El Hadj Mohamed Tahar Fergani : Le chantre du malouf

Il y a des disparitions qui sont irremplaçables, celle du chantre de la musique malouf, El Hadj Mohamed Tahar Fergani, l’est et pour cause. Il a été sa vie durant un pilier du patrimoine lyrique algérienne, une figure de proue de la chanson constantinoise et le maître incontesté et incontestable de cette musique citadine qui prend ses racines de la musique andalouse.

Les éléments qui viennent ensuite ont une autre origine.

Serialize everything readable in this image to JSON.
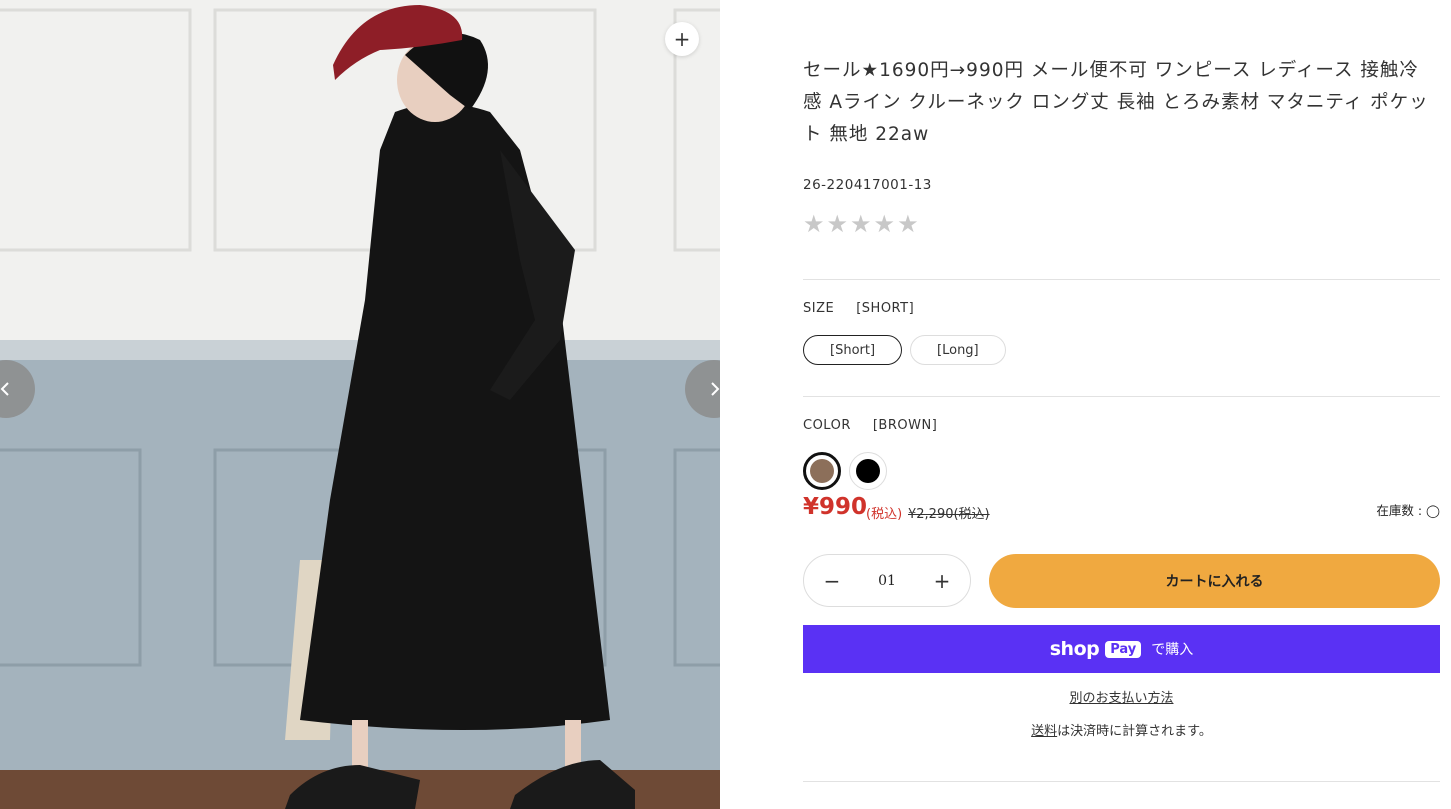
{
  "product": {
    "title": "セール★1690円→990円 メール便不可 ワンピース レディース 接触冷感 Aライン クルーネック ロング丈 長袖 とろみ素材 マタニティ ポケット 無地 22aw",
    "sku": "26-220417001-13",
    "rating_stars": 5
  },
  "gallery": {
    "zoom_icon": "plus-icon",
    "prev_icon": "chevron-left-icon",
    "next_icon": "chevron-right-icon"
  },
  "size": {
    "label": "SIZE",
    "selected": "[SHORT]",
    "options": [
      "[Short]",
      "[Long]"
    ]
  },
  "color": {
    "label": "COLOR",
    "selected": "[BROWN]",
    "swatches": [
      {
        "name": "brown",
        "hex": "#8c6f5a"
      },
      {
        "name": "black",
        "hex": "#000000"
      }
    ]
  },
  "price": {
    "current": "¥990",
    "tax_note": "(税込)",
    "compare": "¥2,290(税込)",
    "stock": "在庫数 : ◯",
    "color_sale": "#d0332b"
  },
  "cart": {
    "quantity": "01",
    "add_label": "カートに入れる",
    "button_color": "#f0a940"
  },
  "shoppay": {
    "brand": "shop",
    "pay": "Pay",
    "buy": "で購入",
    "color": "#5a31f4"
  },
  "more_payment": "別のお支払い方法",
  "shipping": {
    "link": "送料",
    "text": "は決済時に計算されます。"
  }
}
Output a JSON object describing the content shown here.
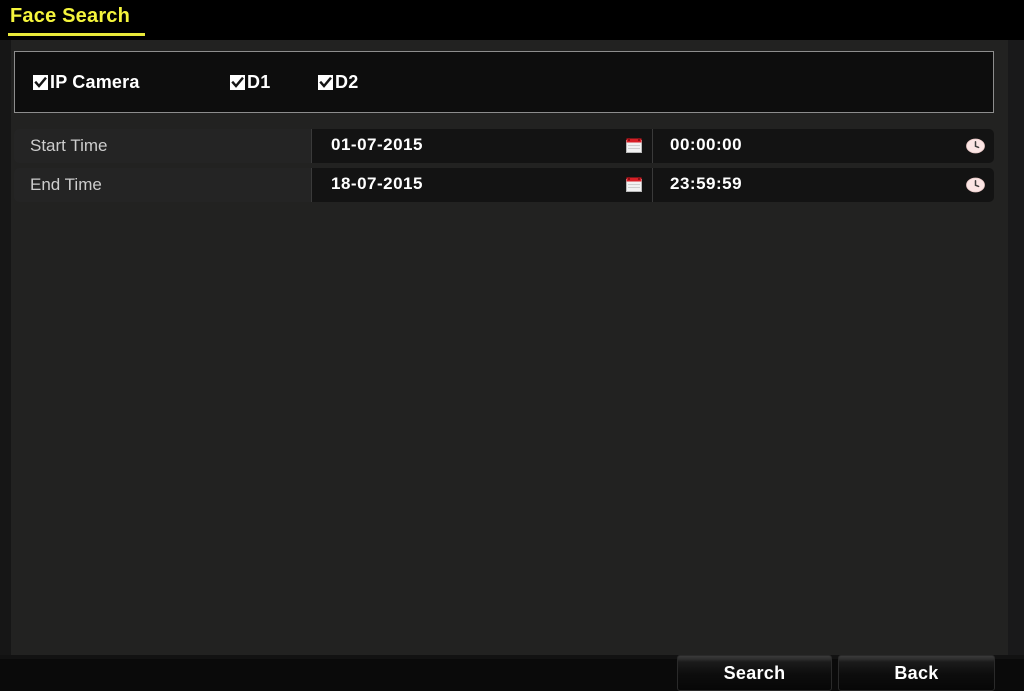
{
  "window": {
    "title": "Face Search"
  },
  "camera_panel": {
    "items": [
      {
        "label": "IP Camera",
        "checked": true,
        "icon": "checkbox-checked-icon"
      },
      {
        "label": "D1",
        "checked": true,
        "icon": "checkbox-checked-icon"
      },
      {
        "label": "D2",
        "checked": true,
        "icon": "checkbox-checked-icon"
      }
    ]
  },
  "time_filter": {
    "rows": [
      {
        "label": "Start Time",
        "date": "01-07-2015",
        "time": "00:00:00",
        "date_icon": "calendar-icon",
        "time_icon": "clock-icon"
      },
      {
        "label": "End Time",
        "date": "18-07-2015",
        "time": "23:59:59",
        "date_icon": "calendar-icon",
        "time_icon": "clock-icon"
      }
    ]
  },
  "footer": {
    "search_label": "Search",
    "back_label": "Back"
  },
  "colors": {
    "title_yellow": "#f5f53c",
    "panel_background": "#222221",
    "field_background": "#131313",
    "calendar_red": "#d81f26",
    "text_white": "#ffffff",
    "label_gray": "#cdcdcd"
  }
}
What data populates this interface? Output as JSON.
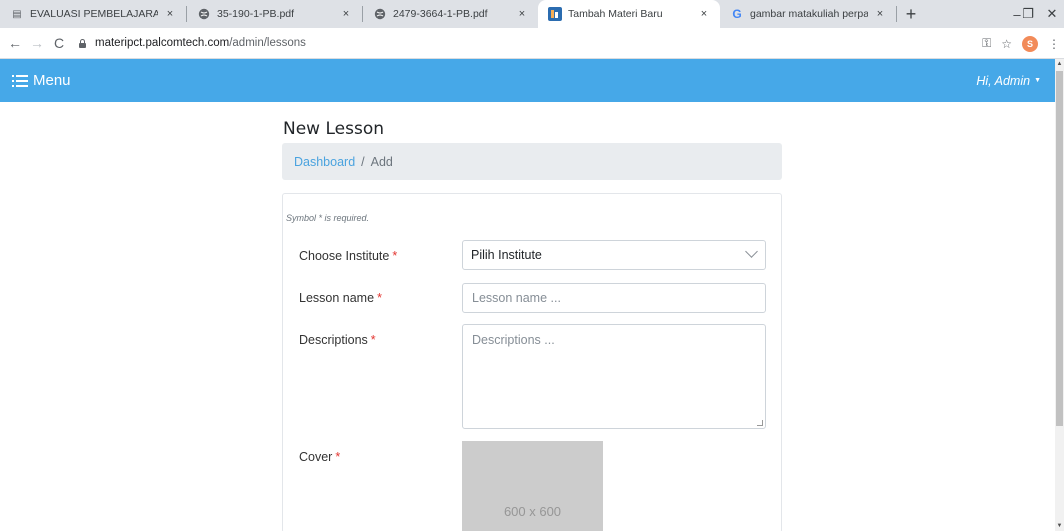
{
  "browser": {
    "tabs": [
      {
        "favicon": "document-icon",
        "title": "EVALUASI PEMBELAJARAN MA",
        "close": "×"
      },
      {
        "favicon": "globe-icon",
        "title": "35-190-1-PB.pdf",
        "close": "×"
      },
      {
        "favicon": "globe-icon",
        "title": "2479-3664-1-PB.pdf",
        "close": "×"
      },
      {
        "favicon": "app-icon",
        "title": "Tambah Materi Baru",
        "close": "×",
        "active": true
      },
      {
        "favicon": "google-icon",
        "title": "gambar matakuliah perpajaka",
        "close": "×"
      }
    ],
    "new_tab": "+",
    "url_host": "materipct.palcomtech.com",
    "url_path": "/admin/lessons",
    "profile_initial": "S"
  },
  "header": {
    "menu_label": "Menu",
    "greeting": "Hi, Admin"
  },
  "page": {
    "title": "New Lesson",
    "breadcrumb": {
      "link": "Dashboard",
      "separator": "/",
      "current": "Add"
    },
    "required_note": "Symbol * is required.",
    "fields": {
      "institute": {
        "label": "Choose Institute",
        "required": "*",
        "value": "Pilih Institute"
      },
      "lesson_name": {
        "label": "Lesson name",
        "required": "*",
        "placeholder": "Lesson name ..."
      },
      "descriptions": {
        "label": "Descriptions",
        "required": "*",
        "placeholder": "Descriptions ..."
      },
      "cover": {
        "label": "Cover",
        "required": "*",
        "placeholder_image": "600 x 600"
      }
    }
  },
  "colors": {
    "appbar": "#46a8e8",
    "link": "#4aa3df",
    "required": "#e3342f"
  }
}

Mohamed Tahar Fergani excelle dans sa manière d’interpréter les classiques du malouf. Il a de la présence sur scène et il est doté d’une forte et imposante personnalité. C’est un musicien hors paire qui manie bien plusieurs instruments mais qui reste mémorable avec la perfection avec laquelle, il joue du violon, et surtout son fameux coup d’archet dont parlent les spécialistes. En somme, il réunit toutes les qualités pour s’illustrer durant sa carrière.
Il est admiré partout à l’est du pays mais aussi là où la musique andalouse est dans les cœurs des mélomanes, à Alger, Tlemcen, Mostagnem et Bejaïa. Il commencera très jeune la musique après un court passage vécu dans l’apprentissage du métier de la broderie avec son frère. Il est né d’une famille de musiciens et de chanteurs un 9 mai 1928 à Constantine. Il a donc été baigné par le malouf et par le répertoire que chantait son père, El Hadj Hamou, chanteur et instrumentiste.
Le jeune Mohamed Tahar sera séduit au début de sa carrière par la musique orientale très en vogue en Algérie à cette époque mais aussi en Tunisie et au Maroc. Il finira par débuter sa carrière en chantant de l’oriental mais l’appel du malouf sera plus fort et c’est tout naturellement qu’il rejoint les rangs de cette école constantinoise de la musique andalouse et s’initiera auprès des maîtres du vieux Constantine. Sa maîtrise du violon et son aisance sur scène et sa voix à la fois chaude, suave et puissante le hisseront au sommet de la gloire pour gouter aux vertiges des succès qui s’enchaîneront tout le long de sa carrière, riche et exaltante.
La famille Fergani est une école du malouf. Ses enfants et ses petits enfants ont une carrière des plus satisfaisantes. Les autres artistes et chanteurs vouaient à Fergani beaucoup de respect et d’admiration tant il est vrai que le voir jouer et chanter reste un véritable régal. S’il y a des chansons qui ont connu plus de succès auprès de son public, telles que la célèbre Dhalma et la légère Sinia welbir, son répertoire renferme des titres de qualité et reste indémodable.
El Hadj Mohamed Tahar Fergani a séduit plusieurs générations d’admiratrices et d’admirateurs. Il était très sollicité pour animer des galas et des soirées privées aussi bien en Algérie qu’à l’étranger, notamment en France.
Il a marqué la scène culturelle algérienne et arabe par ses prestations de premier ordre. Fergani restera un label quand il est question de musique et surtout du malouf. Il a donné son dernier concert en 2015 à l’occasion de la manifestation, « Constantine, capitale de la culture arabe », lors d’une soirée hommage à son père Hadj Hamou.